Il y a des facteurs qui peuvent freiner voire empêcher le déroulement de la cicatrisation, voire peuvent provoquer la formation de cicatrices non satisfaisantes. Parmi ces facteurs, on trouve l’obésité de par la diminution de la vascularisation par le tissu adipeux, le tabagisme qui entraine une baisse de l’ oxygénation, la malnutrition du sujet qui apporte des perturbations dans le phénomène inflammatoire, l’utilisation de médicaments immunopresseurs, l’existence de stress important chez le sujet, , l’âge avancé au patient. Ils vont avoir une influence négative dans le déroulement des processus biologiques.

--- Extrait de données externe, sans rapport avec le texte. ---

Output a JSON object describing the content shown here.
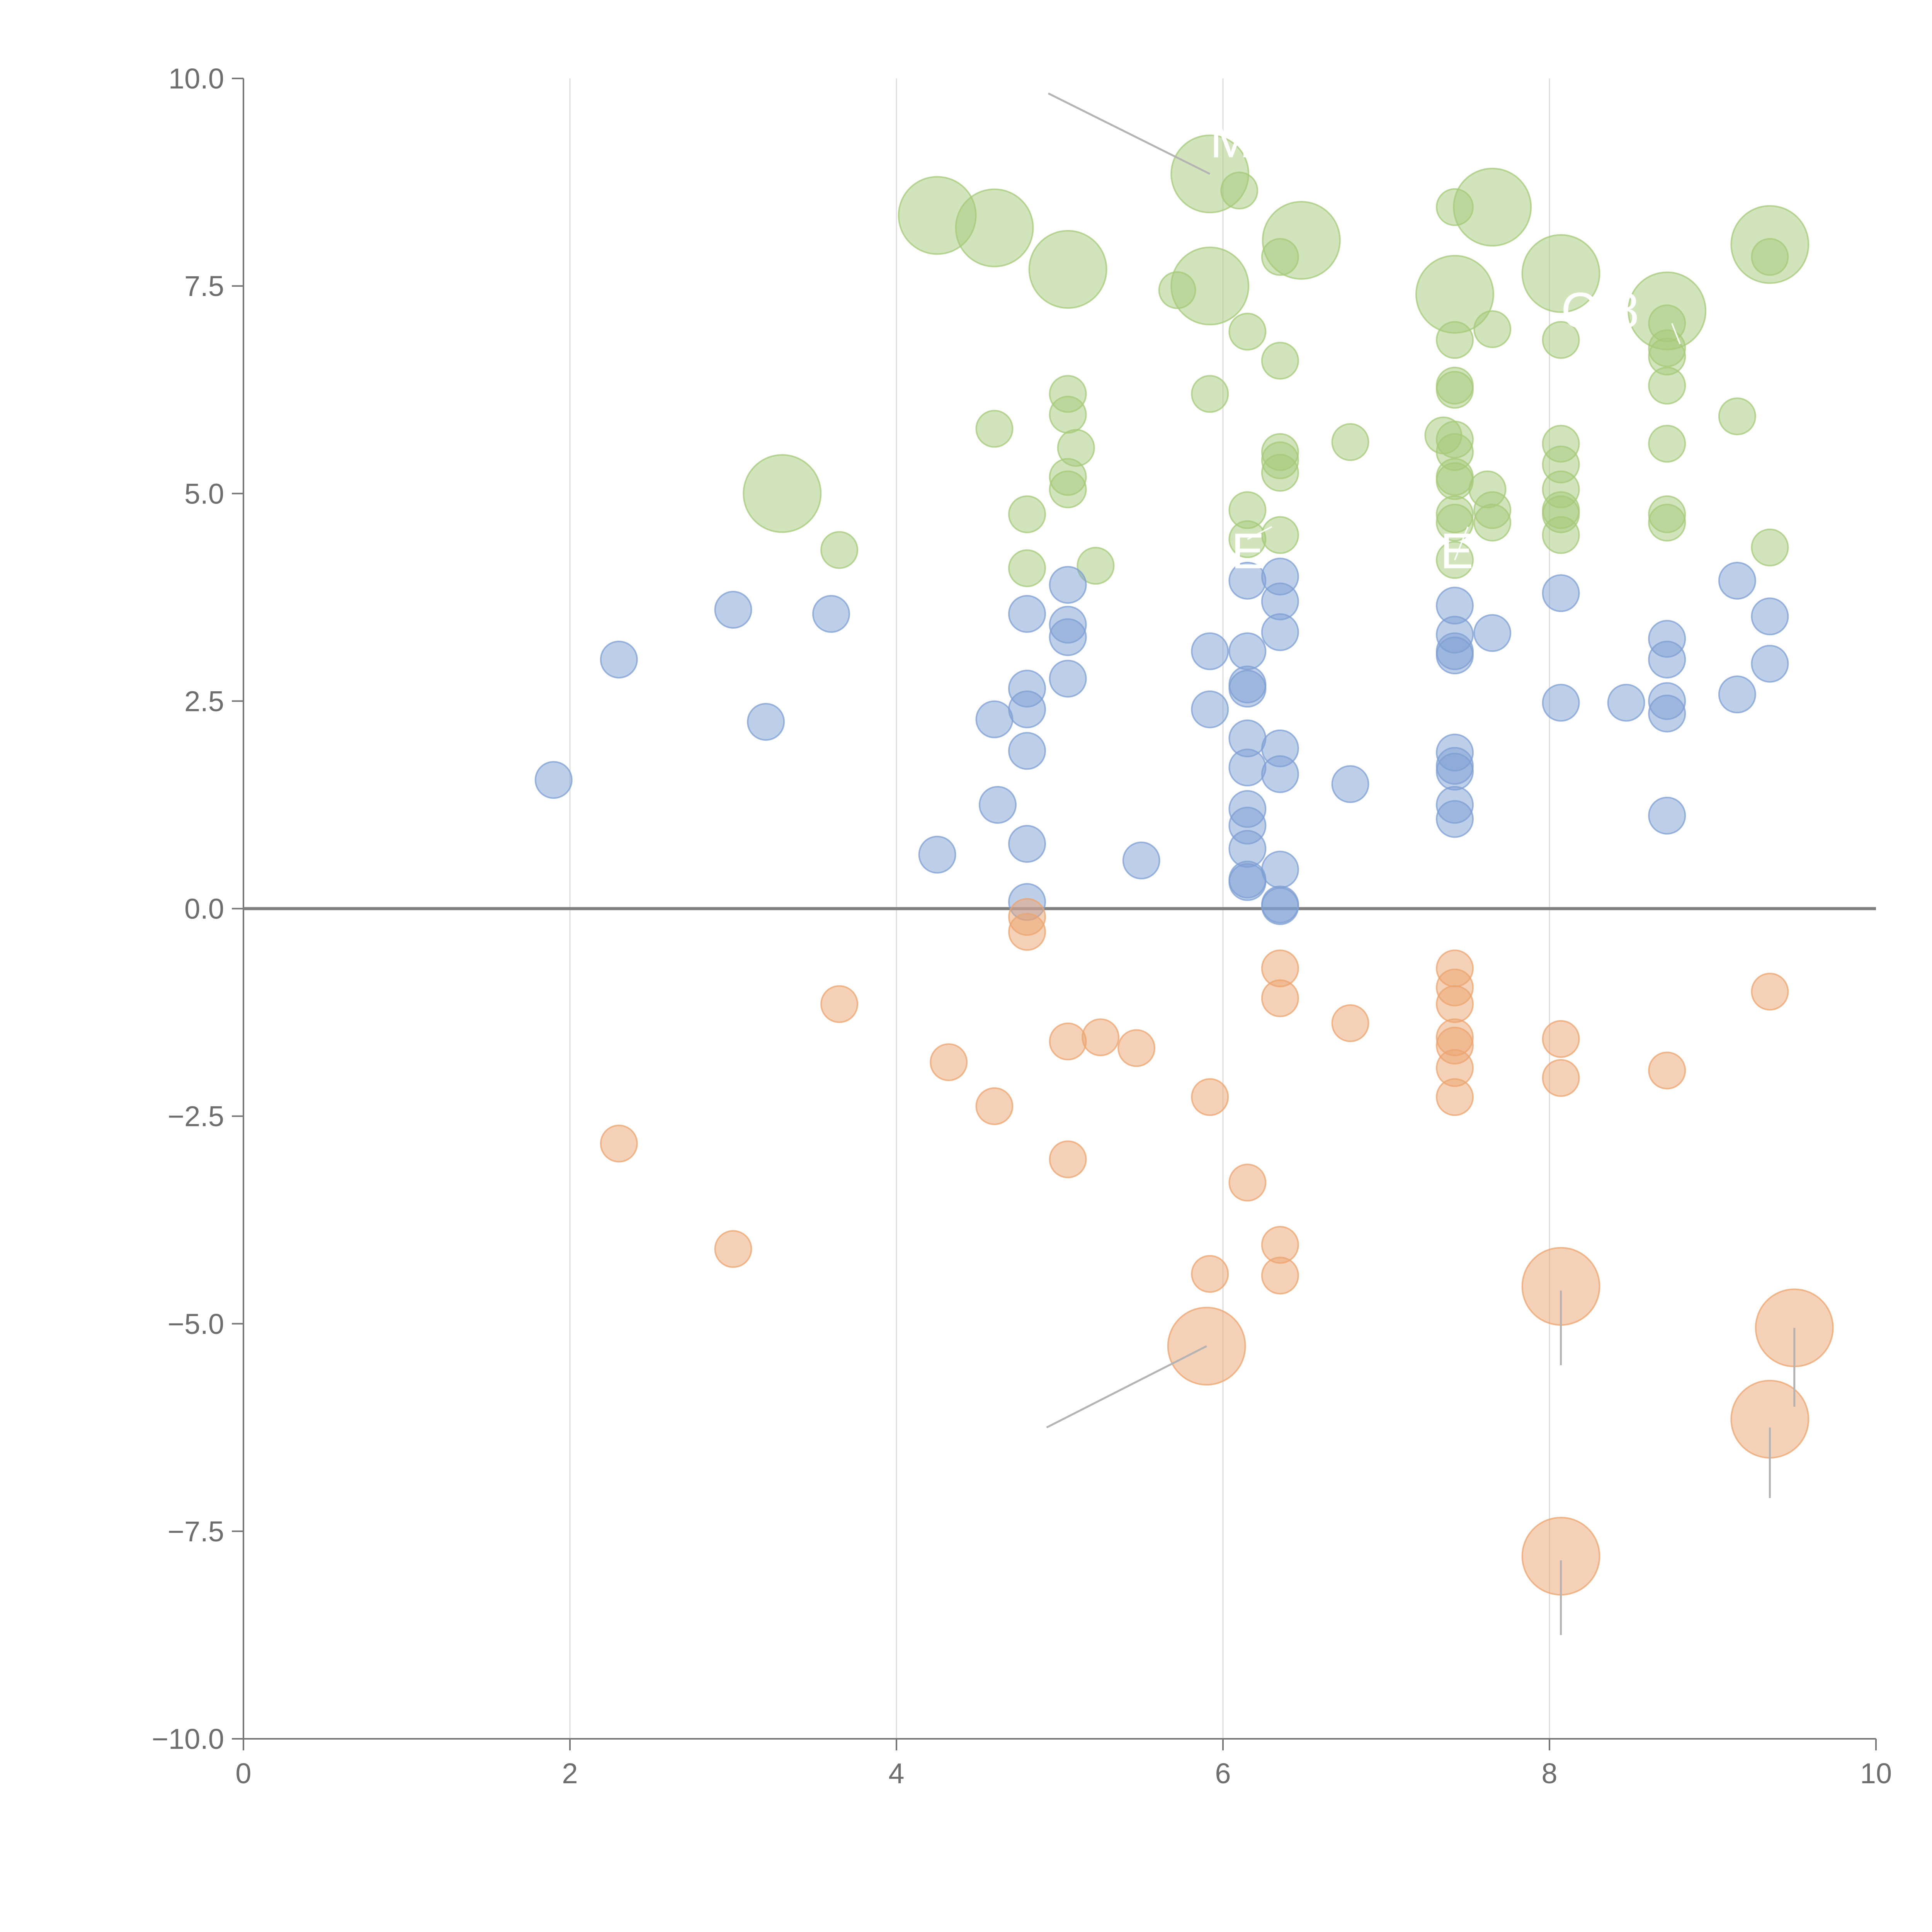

Par exemple, la présence de corticoïdes amène un ralentissement de l’’épithélialisaton et également une inhibition de la contraction.
Les cicatrices pathologiques : La cicatrisation pathologique peut amener la formation de cicatrices, généralement inésthétiques . les cicatrices hypertrophique présentent des bourgeonnements excessifs mais peuvent s’ améliorer. . les cicatrices chéloidiennes sont également bourgeonnantes mais n’évoluent plus. Elles nécessitent une intervention d’ un plasticien. . les cicatrices dits hypotrophiques : dans ce cas, des dépressions sont visibles et on peut y rémédier.
. les cicatrices dischromiques : varient suivant la pigmentation, naturelle ou provoquée, brunes dans le cas d’ une hyperpigmentation ou hypopigmentées en général pour les sujets à peau noire. . L’origine de ces cicatrices est mal connue .Toutefois, certains facteurs ont une influence comme la race noire ou jaune, le jeune âge, certaines localisation comme les régions sternales ou deltoïdiennes. Le traitement est difficile, surtout presso thérapie ou corticothérapie. Quant à la chirurgie et la radiothérapie, ce sont des solutions de dernier recours car la reprise chirurgicale réactive les phénomènes inflammatoires.